The researchers created two WGM microresonators with different absorption losses and coupled their optical fields by setting them close together. Each resonator is coupled to a fiber waveguide. By changing the gap between the resonators and waveguides, they were able to tune the coupling loss.

In their experiment, the researchers achieved a perfect absorption of incoming light from the waveguide channels, a situation called coherent perfect absorption (CPA), by optimizing the ratio between the two coupling losses and the two absorption losses. CPA is the time reverse of the lasing process — instead of emitting the light out, the system fully absorbs the illuminated light without any emission or out-scattering.

“In general, a lossy optical system is able to absorb incoming light, but perfect absorption cannot occur unless the loss parameters, such as the ratio between absorption and coupling losses, is judiciously designed and controlled,” Yang said. “What is more, for perfect absorption to happen, the incoming laser beams have to oscillate at an exact frequency and be injected from two waveguide channels with a well-designed ratio of amplitudes and phases.”

In a system with two optical resonators, there are two kinds of waveforms that can be fully absorbed, and they happen at two different frequencies. Therefore, the system usually behaves as two perfect absorbers. But with an optimization of the coupling between the resonators tuned by their gap, those two frequencies and waveforms merge making something unconventional happen. By tuning the system to that point, the researchers for the first time observed a line shape of the output spectrum that is broader than the conventional Lorentzian line shape.

“When the two CPA modes coalesce, the system reaches a special kind of degeneracy which is referred to as a perfectly absorbing exceptional point,” said Changqing Wang, a doctoral student in Yang’s lab and first author of the paper. “It is fundamentally different from other conventional types of degeneracies that were found in open wave systems. It seems like you have two absorbers which operate at the same frequency and perfectly absorb the same type of beam. But the system behaves much differently from a single absorber, nor simply the sum of two absorbers.”

With the degenerate perfect absorbing modes, by slightly changing the relative delay of the two laser beams that enter the two waveguides, the absorption of the system can vary dramatically from strong to weak. Compared to conventional absorber, this modulation occurs at a broader frequency range because of the effect of nontrivial degeneracy at the perfectly absorbing exceptional point. This phenomenon does not occur for a system without loss, or systems that have a balance of gain and loss.

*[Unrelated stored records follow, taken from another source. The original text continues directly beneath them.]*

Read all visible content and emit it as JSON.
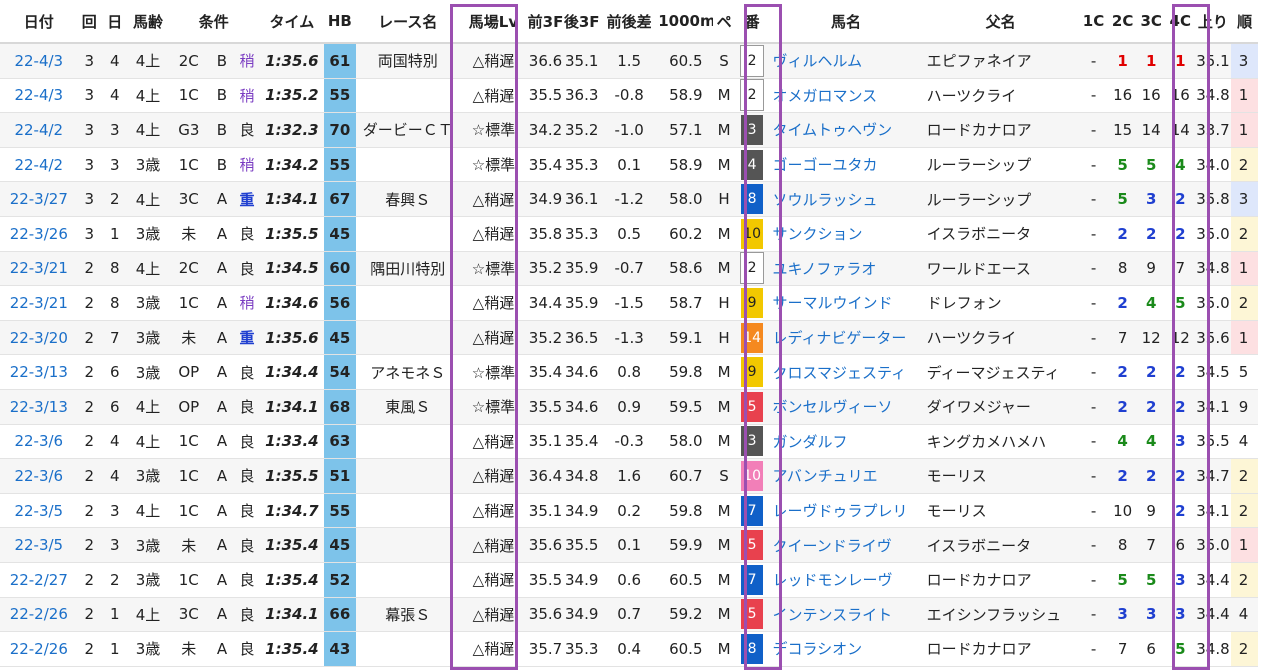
{
  "headers": {
    "date": "日付",
    "kai": "回",
    "day": "日",
    "age": "馬齢",
    "cond": "条件",
    "time": "タイム",
    "hb": "HB",
    "race": "レース名",
    "lv": "馬場Lv",
    "f3": "前3F",
    "l3": "後3F",
    "diff": "前後差",
    "t1000": "1000m",
    "pace": "ペ",
    "ban": "番",
    "horse": "馬名",
    "sire": "父名",
    "c1": "1C",
    "c2": "2C",
    "c3": "3C",
    "c4": "4C",
    "agari": "上り",
    "jun": "順"
  },
  "rows": [
    {
      "date": "22-4/3",
      "kai": "3",
      "day": "4",
      "age": "4上",
      "cond": "2C",
      "grade": "B",
      "fm": "稍",
      "time": "1:35.6",
      "hb": "61",
      "race": "両国特別",
      "lv": "△稍遅",
      "f3": "36.6",
      "l3": "35.1",
      "diff": "1.5",
      "t1000": "60.5",
      "pace": "S",
      "ban": "2",
      "horse": "ヴィルヘルム",
      "sire": "エピファネイア",
      "c1": "-",
      "c2": "1",
      "c3": "1",
      "c4": "1",
      "agari": "35.1",
      "jun": "3"
    },
    {
      "date": "22-4/3",
      "kai": "3",
      "day": "4",
      "age": "4上",
      "cond": "1C",
      "grade": "B",
      "fm": "稍",
      "time": "1:35.2",
      "hb": "55",
      "race": "",
      "lv": "△稍遅",
      "f3": "35.5",
      "l3": "36.3",
      "diff": "-0.8",
      "t1000": "58.9",
      "pace": "M",
      "ban": "2",
      "horse": "オメガロマンス",
      "sire": "ハーツクライ",
      "c1": "-",
      "c2": "16",
      "c3": "16",
      "c4": "16",
      "agari": "34.8",
      "jun": "1"
    },
    {
      "date": "22-4/2",
      "kai": "3",
      "day": "3",
      "age": "4上",
      "cond": "G3",
      "grade": "B",
      "fm": "良",
      "time": "1:32.3",
      "hb": "70",
      "race": "ダービーＣＴ",
      "lv": "☆標準",
      "f3": "34.2",
      "l3": "35.2",
      "diff": "-1.0",
      "t1000": "57.1",
      "pace": "M",
      "ban": "3",
      "horse": "タイムトゥヘヴン",
      "sire": "ロードカナロア",
      "c1": "-",
      "c2": "15",
      "c3": "14",
      "c4": "14",
      "agari": "33.7",
      "jun": "1"
    },
    {
      "date": "22-4/2",
      "kai": "3",
      "day": "3",
      "age": "3歳",
      "cond": "1C",
      "grade": "B",
      "fm": "稍",
      "time": "1:34.2",
      "hb": "55",
      "race": "",
      "lv": "☆標準",
      "f3": "35.4",
      "l3": "35.3",
      "diff": "0.1",
      "t1000": "58.9",
      "pace": "M",
      "ban": "4",
      "horse": "ゴーゴーユタカ",
      "sire": "ルーラーシップ",
      "c1": "-",
      "c2": "5",
      "c3": "5",
      "c4": "4",
      "agari": "34.0",
      "jun": "2"
    },
    {
      "date": "22-3/27",
      "kai": "3",
      "day": "2",
      "age": "4上",
      "cond": "3C",
      "grade": "A",
      "fm": "重",
      "time": "1:34.1",
      "hb": "67",
      "race": "春興Ｓ",
      "lv": "△稍遅",
      "f3": "34.9",
      "l3": "36.1",
      "diff": "-1.2",
      "t1000": "58.0",
      "pace": "H",
      "ban": "8",
      "horse": "ソウルラッシュ",
      "sire": "ルーラーシップ",
      "c1": "-",
      "c2": "5",
      "c3": "3",
      "c4": "2",
      "agari": "35.8",
      "jun": "3"
    },
    {
      "date": "22-3/26",
      "kai": "3",
      "day": "1",
      "age": "3歳",
      "cond": "未",
      "grade": "A",
      "fm": "良",
      "time": "1:35.5",
      "hb": "45",
      "race": "",
      "lv": "△稍遅",
      "f3": "35.8",
      "l3": "35.3",
      "diff": "0.5",
      "t1000": "60.2",
      "pace": "M",
      "ban": "10",
      "horse": "サンクション",
      "sire": "イスラボニータ",
      "c1": "-",
      "c2": "2",
      "c3": "2",
      "c4": "2",
      "agari": "35.0",
      "jun": "2"
    },
    {
      "date": "22-3/21",
      "kai": "2",
      "day": "8",
      "age": "4上",
      "cond": "2C",
      "grade": "A",
      "fm": "良",
      "time": "1:34.5",
      "hb": "60",
      "race": "隅田川特別",
      "lv": "☆標準",
      "f3": "35.2",
      "l3": "35.9",
      "diff": "-0.7",
      "t1000": "58.6",
      "pace": "M",
      "ban": "2",
      "horse": "ユキノファラオ",
      "sire": "ワールドエース",
      "c1": "-",
      "c2": "8",
      "c3": "9",
      "c4": "7",
      "agari": "34.8",
      "jun": "1"
    },
    {
      "date": "22-3/21",
      "kai": "2",
      "day": "8",
      "age": "3歳",
      "cond": "1C",
      "grade": "A",
      "fm": "稍",
      "time": "1:34.6",
      "hb": "56",
      "race": "",
      "lv": "△稍遅",
      "f3": "34.4",
      "l3": "35.9",
      "diff": "-1.5",
      "t1000": "58.7",
      "pace": "H",
      "ban": "9",
      "horse": "サーマルウインド",
      "sire": "ドレフォン",
      "c1": "-",
      "c2": "2",
      "c3": "4",
      "c4": "5",
      "agari": "35.0",
      "jun": "2"
    },
    {
      "date": "22-3/20",
      "kai": "2",
      "day": "7",
      "age": "3歳",
      "cond": "未",
      "grade": "A",
      "fm": "重",
      "time": "1:35.6",
      "hb": "45",
      "race": "",
      "lv": "△稍遅",
      "f3": "35.2",
      "l3": "36.5",
      "diff": "-1.3",
      "t1000": "59.1",
      "pace": "H",
      "ban": "14",
      "horse": "レディナビゲーター",
      "sire": "ハーツクライ",
      "c1": "-",
      "c2": "7",
      "c3": "12",
      "c4": "12",
      "agari": "35.6",
      "jun": "1"
    },
    {
      "date": "22-3/13",
      "kai": "2",
      "day": "6",
      "age": "3歳",
      "cond": "OP",
      "grade": "A",
      "fm": "良",
      "time": "1:34.4",
      "hb": "54",
      "race": "アネモネＳ",
      "lv": "☆標準",
      "f3": "35.4",
      "l3": "34.6",
      "diff": "0.8",
      "t1000": "59.8",
      "pace": "M",
      "ban": "9",
      "horse": "クロスマジェスティ",
      "sire": "ディーマジェスティ",
      "c1": "-",
      "c2": "2",
      "c3": "2",
      "c4": "2",
      "agari": "34.5",
      "jun": "5"
    },
    {
      "date": "22-3/13",
      "kai": "2",
      "day": "6",
      "age": "4上",
      "cond": "OP",
      "grade": "A",
      "fm": "良",
      "time": "1:34.1",
      "hb": "68",
      "race": "東風Ｓ",
      "lv": "☆標準",
      "f3": "35.5",
      "l3": "34.6",
      "diff": "0.9",
      "t1000": "59.5",
      "pace": "M",
      "ban": "5",
      "horse": "ボンセルヴィーソ",
      "sire": "ダイワメジャー",
      "c1": "-",
      "c2": "2",
      "c3": "2",
      "c4": "2",
      "agari": "34.1",
      "jun": "9"
    },
    {
      "date": "22-3/6",
      "kai": "2",
      "day": "4",
      "age": "4上",
      "cond": "1C",
      "grade": "A",
      "fm": "良",
      "time": "1:33.4",
      "hb": "63",
      "race": "",
      "lv": "△稍遅",
      "f3": "35.1",
      "l3": "35.4",
      "diff": "-0.3",
      "t1000": "58.0",
      "pace": "M",
      "ban": "3",
      "horse": "ガンダルフ",
      "sire": "キングカメハメハ",
      "c1": "-",
      "c2": "4",
      "c3": "4",
      "c4": "3",
      "agari": "35.5",
      "jun": "4"
    },
    {
      "date": "22-3/6",
      "kai": "2",
      "day": "4",
      "age": "3歳",
      "cond": "1C",
      "grade": "A",
      "fm": "良",
      "time": "1:35.5",
      "hb": "51",
      "race": "",
      "lv": "△稍遅",
      "f3": "36.4",
      "l3": "34.8",
      "diff": "1.6",
      "t1000": "60.7",
      "pace": "S",
      "ban": "10",
      "horse": "アバンチュリエ",
      "sire": "モーリス",
      "c1": "-",
      "c2": "2",
      "c3": "2",
      "c4": "2",
      "agari": "34.7",
      "jun": "2"
    },
    {
      "date": "22-3/5",
      "kai": "2",
      "day": "3",
      "age": "4上",
      "cond": "1C",
      "grade": "A",
      "fm": "良",
      "time": "1:34.7",
      "hb": "55",
      "race": "",
      "lv": "△稍遅",
      "f3": "35.1",
      "l3": "34.9",
      "diff": "0.2",
      "t1000": "59.8",
      "pace": "M",
      "ban": "7",
      "horse": "レーヴドゥラプレリ",
      "sire": "モーリス",
      "c1": "-",
      "c2": "10",
      "c3": "9",
      "c4": "2",
      "agari": "34.1",
      "jun": "2"
    },
    {
      "date": "22-3/5",
      "kai": "2",
      "day": "3",
      "age": "3歳",
      "cond": "未",
      "grade": "A",
      "fm": "良",
      "time": "1:35.4",
      "hb": "45",
      "race": "",
      "lv": "△稍遅",
      "f3": "35.6",
      "l3": "35.5",
      "diff": "0.1",
      "t1000": "59.9",
      "pace": "M",
      "ban": "5",
      "horse": "クイーンドライヴ",
      "sire": "イスラボニータ",
      "c1": "-",
      "c2": "8",
      "c3": "7",
      "c4": "6",
      "agari": "35.0",
      "jun": "1"
    },
    {
      "date": "22-2/27",
      "kai": "2",
      "day": "2",
      "age": "3歳",
      "cond": "1C",
      "grade": "A",
      "fm": "良",
      "time": "1:35.4",
      "hb": "52",
      "race": "",
      "lv": "△稍遅",
      "f3": "35.5",
      "l3": "34.9",
      "diff": "0.6",
      "t1000": "60.5",
      "pace": "M",
      "ban": "7",
      "horse": "レッドモンレーヴ",
      "sire": "ロードカナロア",
      "c1": "-",
      "c2": "5",
      "c3": "5",
      "c4": "3",
      "agari": "34.4",
      "jun": "2"
    },
    {
      "date": "22-2/26",
      "kai": "2",
      "day": "1",
      "age": "4上",
      "cond": "3C",
      "grade": "A",
      "fm": "良",
      "time": "1:34.1",
      "hb": "66",
      "race": "幕張Ｓ",
      "lv": "△稍遅",
      "f3": "35.6",
      "l3": "34.9",
      "diff": "0.7",
      "t1000": "59.2",
      "pace": "M",
      "ban": "5",
      "horse": "インテンスライト",
      "sire": "エイシンフラッシュ",
      "c1": "-",
      "c2": "3",
      "c3": "3",
      "c4": "3",
      "agari": "34.4",
      "jun": "4"
    },
    {
      "date": "22-2/26",
      "kai": "2",
      "day": "1",
      "age": "3歳",
      "cond": "未",
      "grade": "A",
      "fm": "良",
      "time": "1:35.4",
      "hb": "43",
      "race": "",
      "lv": "△稍遅",
      "f3": "35.7",
      "l3": "35.3",
      "diff": "0.4",
      "t1000": "60.5",
      "pace": "M",
      "ban": "8",
      "horse": "デコラシオン",
      "sire": "ロードカナロア",
      "c1": "-",
      "c2": "7",
      "c3": "6",
      "c4": "5",
      "agari": "34.8",
      "jun": "2"
    }
  ],
  "colors": {
    "accent": "#9b4fb0",
    "hb_bg": "#7dc3ea",
    "link": "#1a6fc9",
    "gate": {
      "1": {
        "bg": "#ffffff",
        "fg": "#222222"
      },
      "2": {
        "bg": "#555555",
        "fg": "#ffffff"
      },
      "3": {
        "bg": "#e8414e",
        "fg": "#ffffff"
      },
      "4": {
        "bg": "#1060c8",
        "fg": "#ffffff"
      },
      "5": {
        "bg": "#f2c800",
        "fg": "#222222"
      },
      "6": {
        "bg": "#2e9a3c",
        "fg": "#ffffff"
      },
      "7": {
        "bg": "#f5891f",
        "fg": "#ffffff"
      },
      "8": {
        "bg": "#f27fb8",
        "fg": "#ffffff"
      }
    }
  },
  "gate_of_row": [
    1,
    1,
    2,
    2,
    4,
    5,
    1,
    5,
    7,
    5,
    3,
    2,
    8,
    4,
    3,
    4,
    3,
    4
  ]
}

“This work brings new insight to how to exploit different kinds of losses to manipulate an open physical system,” Yang said. “In the past, loss has enabled a great many interesting physical phenomena in non-Hermitian optical, acoustic and electronic systems, but there is great potential in leveraging the different roles of different sources of loss. For example, here in this work the material absorption loss plays a distinct role from the non-dissipative coupling loss in tailoring the scattering property of the system. The various types of losses enrich the degrees of freedom for optical engineering.”

This discovery of nontrivial degenerate perfect absorption of light brings insight for various applications in photonics, acoustics, electronics and quantum systems, Yang said. The perfectly absorbing exceptional points can be exploited to engineer optical sensors with ultrahigh sensitivity for nanoparticle detection, rotation speed measurement and bio-tissue imaging.

“The pure necessity of loss with no need for gain makes the design simpler, more accessible, and more stable, due to the fact that adding gain to the devices is always much more cumbersome and brings additional noise that deteriorates the system performance,” Yang said. “Loss is ubiquitous in nature, and by better understanding it, we make it more useful.”